Anymore suggestions from anyone.  I hadn't thought about using a parcel delivery "remote" repairer still being stuck in the idea of your Local Town's Watchmaker physical shop! Times they are a'changing.

It's a very good quality basic movement - date, automatic, shock buffered or whatever that mechanism was called (incabloc?) put in a basic robust waterproof steel case.The making of movements for "big name" brands of watches were contracted out to these contractors and then encased in a distinctive. brand case.

At the time - the early 80s - mechanical watch market sales had plummeted due to the impact of increasing capabilities and above all price drops as chip fabrication plummeted costs by orders of magnitude. Electronic watches became heavily dominant.

A lot of movement makers were badly hit and many, many had to give up and went out of business. To hang on to survival, often marginal, very good movements of many jewels etc originally destined for a Big Name became put into sturdy but plain cases and sold off for whatever they could get on the market.

My local ancient Watchmaker from our 10 years of London residency was a very old chap in his 80s running a Dickension workshop in the Parade of shops just by the entrance to Brixton Prison (of all places).
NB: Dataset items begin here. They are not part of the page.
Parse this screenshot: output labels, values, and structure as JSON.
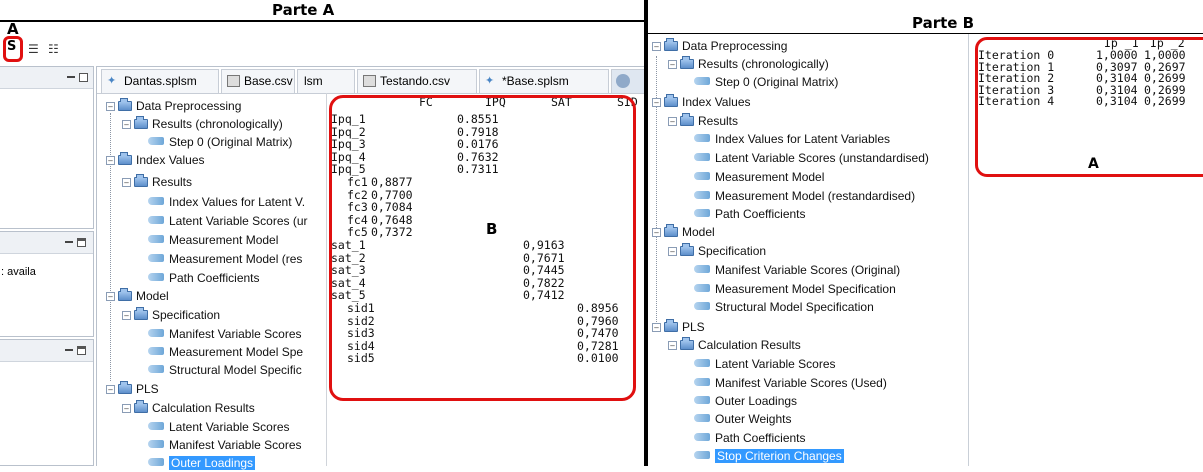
{
  "panel_a": {
    "title": "Parte A",
    "label_a": "A",
    "label_b": "B",
    "tabs": [
      "Dantas.splsm",
      "Base.csv",
      "lsm",
      "Testando.csv",
      "*Base.splsm"
    ],
    "side_text": ": availa",
    "tree": {
      "data_preprocessing": "Data Preprocessing",
      "results_chrono": "Results (chronologically)",
      "step0": "Step 0 (Original Matrix)",
      "index_values": "Index Values",
      "results": "Results",
      "index_values_lv": "Index Values for Latent V.",
      "lv_scores": "Latent Variable Scores (ur",
      "measurement_model": "Measurement Model",
      "measurement_model_res": "Measurement Model (res",
      "path_coef": "Path Coefficients",
      "model": "Model",
      "specification": "Specification",
      "manifest_scores": "Manifest Variable Scores",
      "measurement_spec": "Measurement Model Spe",
      "structural_spec": "Structural Model Specific",
      "pls": "PLS",
      "calc_results": "Calculation Results",
      "latent_scores": "Latent Variable Scores",
      "manifest_scores_used": "Manifest Variable Scores",
      "outer_loadings": "Outer Loadings"
    },
    "table": {
      "headers": [
        "FC",
        "IPQ",
        "SAT",
        "SID"
      ],
      "rows": [
        {
          "name": "Ipq_1",
          "col": 1,
          "value": "0.8551"
        },
        {
          "name": "Ipq_2",
          "col": 1,
          "value": "0.7918"
        },
        {
          "name": "Ipq_3",
          "col": 1,
          "value": "0.0176"
        },
        {
          "name": "Ipq_4",
          "col": 1,
          "value": "0.7632"
        },
        {
          "name": "Ipq_5",
          "col": 1,
          "value": "0.7311"
        },
        {
          "name": "fc1",
          "col": 0,
          "value": "0,8877"
        },
        {
          "name": "fc2",
          "col": 0,
          "value": "0,7700"
        },
        {
          "name": "fc3",
          "col": 0,
          "value": "0,7084"
        },
        {
          "name": "fc4",
          "col": 0,
          "value": "0,7648"
        },
        {
          "name": "fc5",
          "col": 0,
          "value": "0,7372"
        },
        {
          "name": "sat_1",
          "col": 2,
          "value": "0,9163"
        },
        {
          "name": "sat_2",
          "col": 2,
          "value": "0,7671"
        },
        {
          "name": "sat_3",
          "col": 2,
          "value": "0,7445"
        },
        {
          "name": "sat_4",
          "col": 2,
          "value": "0,7822"
        },
        {
          "name": "sat_5",
          "col": 2,
          "value": "0,7412"
        },
        {
          "name": "sid1",
          "col": 3,
          "value": "0.8956"
        },
        {
          "name": "sid2",
          "col": 3,
          "value": "0,7960"
        },
        {
          "name": "sid3",
          "col": 3,
          "value": "0,7470"
        },
        {
          "name": "sid4",
          "col": 3,
          "value": "0,7281"
        },
        {
          "name": "sid5",
          "col": 3,
          "value": "0.0100"
        }
      ]
    }
  },
  "panel_b": {
    "title": "Parte B",
    "label_a": "A",
    "tree": {
      "data_preprocessing": "Data Preprocessing",
      "results_chrono": "Results (chronologically)",
      "step0": "Step 0 (Original Matrix)",
      "index_values": "Index Values",
      "results": "Results",
      "index_values_lv": "Index Values for Latent Variables",
      "lv_scores": "Latent Variable Scores (unstandardised)",
      "measurement_model": "Measurement Model",
      "measurement_model_res": "Measurement Model (restandardised)",
      "path_coef": "Path Coefficients",
      "model": "Model",
      "specification": "Specification",
      "manifest_scores": "Manifest Variable Scores (Original)",
      "measurement_spec": "Measurement Model Specification",
      "structural_spec": "Structural Model Specification",
      "pls": "PLS",
      "calc_results": "Calculation Results",
      "latent_scores": "Latent Variable Scores",
      "manifest_scores_used": "Manifest Variable Scores (Used)",
      "outer_loadings": "Outer Loadings",
      "outer_weights": "Outer Weights",
      "path_coef2": "Path Coefficients",
      "stop_criterion": "Stop Criterion Changes"
    },
    "iterations": {
      "headers": [
        "Ip´_1",
        "Ip´_2"
      ],
      "rows": [
        {
          "label": "Iteration 0",
          "v1": "1,0000",
          "v2": "1,0000"
        },
        {
          "label": "Iteration 1",
          "v1": "0,3097",
          "v2": "0,2697"
        },
        {
          "label": "Iteration 2",
          "v1": "0,3104",
          "v2": "0,2699"
        },
        {
          "label": "Iteration 3",
          "v1": "0,3104",
          "v2": "0,2699"
        },
        {
          "label": "Iteration 4",
          "v1": "0,3104",
          "v2": "0,2699"
        }
      ]
    }
  },
  "colors": {
    "highlight": "#e01010",
    "selection": "#3399ff"
  }
}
He'd bought a couple of cases of posh-movemented watches (looked like there were dozens of watches piled up in the early Victorian furnished shop and workshop - like something out of a British historical costume film or TV production with a fantastical collection of hand and foot powered mechanical devices for making Chronometers (sic) which he had done a few times subbing in his Journeyman days apparently . 

I wish I'd had the money to replace my hopelessly damaged high sentimental value device (alas strap broke meaning a long fall from a high builders' scaffold onto concrete) with a watch with an alarm or two and a stop/countdown timer function but the extra cost put one of those tantalising objects of desire out of my reach.  :-(

So I opted for a more basic autowinder with simple date function but an "Incabloc" device protection for clamping the mechanism in some way I don't understand if it suffers a "high-G" shock from a drop or blow, given the fate of my old one.

Given so many watchmakers were in similar straits - so if you have a Swiss made watch of that era it might be worth checking again to see if you also have a quality engineered movement stuffed into a nondescript sturdy plain casing!

 Even with a bland name like Majex on the face it could also be a 25 jewel incabloc autowinder of the tail end of the Swiss watchmakers' Golden Age whose movements would otherwise end up in Rolex or Tag-Hauer fancy status exhibiting devices.

First rate machines deserve regular cleaning and oiling so that the contact surfaces don't wear. Beware that the fine oil used loses the lighter fraction molecules from the oil, which wriggle out somehow from even waterproof casings. Even tightly wrapped if its been unused for some years get the gummy residue cleaned out and new oil put in before use again.

With modern phones and their functions electric watches function apart from time telling is redundant.

Oh, and the artistry of a good and fine machine and the respect the makers deserve.